医学校の解剖実習室で、18歳の解剖学専攻生パトリック・フォートが目の前の遺体を観察しています。同級生たちが顔をしかめてメスを動かすなか、パトリックは別のことに気を取られている。教科書の記述と、目の前の死因と——どこかが、合わない。彼にしか気づけない違和感が、やがて「この人物は自然死ではなかったのではないか」という確信へと変わっていきます。ベリンダ・バウアーが2013年に発表した『ラバーネッカー』は、こうして始まる現代英国ミステリの異色作です。

主人公パトリックはアスペルガー症候群の青年で、人と目を合わせるのが苦手で、食事はアルファベット順に並べないと落ち着かず、ある種の数字の形に不快感を覚える。父親の死を受け入れられないまま育ち、「人はなぜ死ぬのか」という問いを抱えたまま大学に進学した、徹底して内面の論理に従う人物として描かれます。彼の視点からは、世界は他者と違って見えており、その「違って見える視点」こそが、本作で探偵の役割を担います。クリスティのポアロやドイルのホームズの「奇癖の天才」探偵像が、現代の医学校という舞台で、より精緻な認知特性として書き直された——とも読める一冊です。

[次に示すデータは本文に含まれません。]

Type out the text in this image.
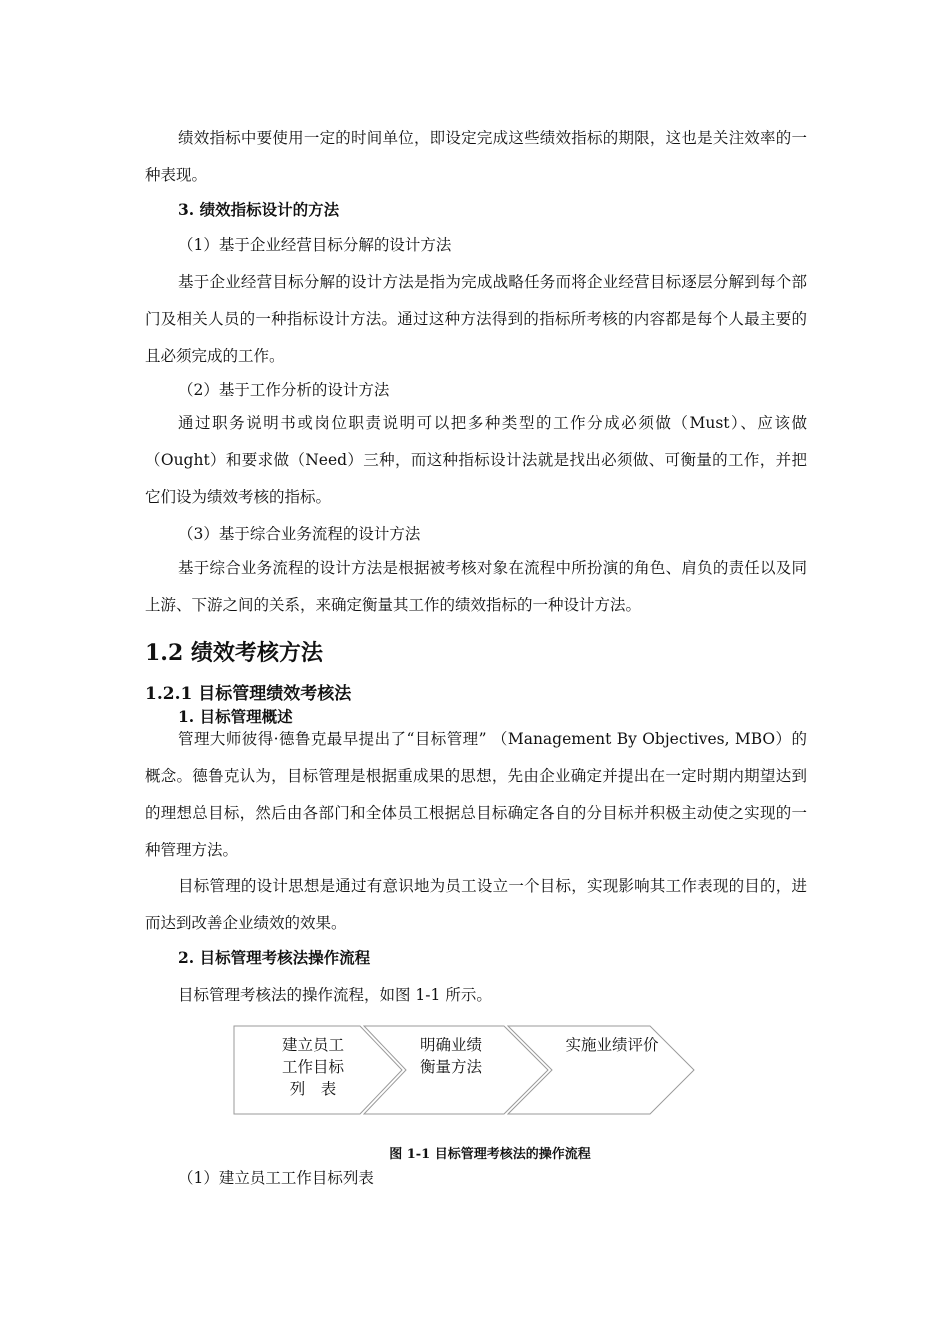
绩效指标中要使用一定的时间单位，即设定完成这些绩效指标的期限，这也是关注效率的一种表现。

3. 绩效指标设计的方法

（1）基于企业经营目标分解的设计方法

基于企业经营目标分解的设计方法是指为完成战略任务而将企业经营目标逐层分解到每个部门及相关人员的一种指标设计方法。通过这种方法得到的指标所考核的内容都是每个人最主要的且必须完成的工作。

（2）基于工作分析的设计方法

通过职务说明书或岗位职责说明可以把多种类型的工作分成必须做（Must）、应该做（Ought）和要求做（Need）三种，而这种指标设计法就是找出必须做、可衡量的工作，并把它们设为绩效考核的指标。

（3）基于综合业务流程的设计方法

基于综合业务流程的设计方法是根据被考核对象在流程中所扮演的角色、肩负的责任以及同上游、下游之间的关系，来确定衡量其工作的绩效指标的一种设计方法。

1.2 绩效考核方法
1.2.1 目标管理绩效考核法

1. 目标管理概述

管理大师彼得·德鲁克最早提出了“目标管理” （Management By Objectives, MBO）的概念。德鲁克认为，目标管理是根据重成果的思想，先由企业确定并提出在一定时期内期望达到的理想总目标，然后由各部门和全体员工根据总目标确定各自的分目标并积极主动使之实现的一种管理方法。

目标管理的设计思想是通过有意识地为员工设立一个目标，实现影响其工作表现的目的，进而达到改善企业绩效的效果。

2. 目标管理考核法操作流程

目标管理考核法的操作流程，如图 1-1 所示。

建立员工
工作目标
列　表
明确业绩
衡量方法
实施业绩评价

图 1-1 目标管理考核法的操作流程

（1）建立员工工作目标列表
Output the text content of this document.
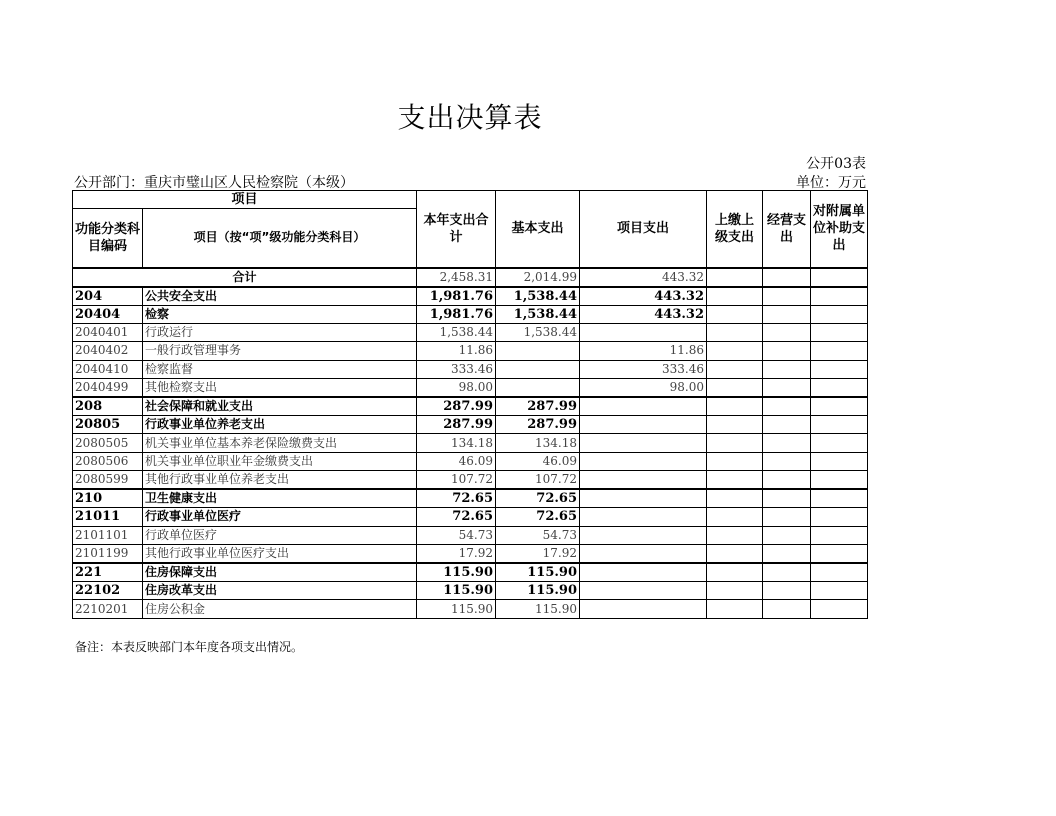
支出决算表
公开03表
公开部门：重庆市璧山区人民检察院（本级）	单位：万元
项目		本年支出合计	基本支出	项目支出	上缴上级支出	经营支出	对附属单位补助支出
功能分类科目编码	项目（按“项”级功能分类科目）						
合计		2,458.31	2,014.99	443.32			
204	公共安全支出	1,981.76	1,538.44	443.32			
20404	检察	1,981.76	1,538.44	443.32			
2040401	行政运行	1,538.44	1,538.44				
2040402	一般行政管理事务	11.86		11.86			
2040410	检察监督	333.46		333.46			
2040499	其他检察支出	98.00		98.00			
208	社会保障和就业支出	287.99	287.99				
20805	行政事业单位养老支出	287.99	287.99				
2080505	机关事业单位基本养老保险缴费支出	134.18	134.18				
2080506	机关事业单位职业年金缴费支出	46.09	46.09				
2080599	其他行政事业单位养老支出	107.72	107.72				
210	卫生健康支出	72.65	72.65				
21011	行政事业单位医疗	72.65	72.65				
2101101	行政单位医疗	54.73	54.73				
2101199	其他行政事业单位医疗支出	17.92	17.92				
221	住房保障支出	115.90	115.90				
22102	住房改革支出	115.90	115.90				
2210201	住房公积金	115.90	115.90				
备注：本表反映部门本年度各项支出情况。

舞台はウェールズ・カーディフ。バウアーはエクスムアの荒野を背景にした『ブラックランズ』(2010)でCWAゴールドダガー賞を受賞してデビューしましたが、本作では舞台を英国南西部の都市部に移し、医学校の解剖実習室と昏睡状態の患者の世界を交差させる二重構造を組み立てています。本作は2014年のセオクストン・オールド・ペキュリエ賞(その年最良の犯罪小説に英国読者投票で贈られる賞)を受賞し、バウアー自身も2013年にCWAダガー・イン・ザ・ライブラリー賞(活動全体への賞)を獲得して、英国ミステリ界の中堅作家としての地位を固めました。

特殊な認知特性を持つ主人公が探偵役を務める現代英国ミステリには、マーク・ハッドンの『夜中に犬に起こった奇妙な事件』(2003)という著名な前例がありますが、ハッドンの作品が「事件を見つめる主人公の語り」を中心に据えていたのに対し、本作はパトリックの視点を活かしつつ、複数の人物の章を交互に配置して謎を組み立てていきます。フェアプレイの精神を保ちながら、現代の認知科学の知見を本格の素材に変えた野心作です。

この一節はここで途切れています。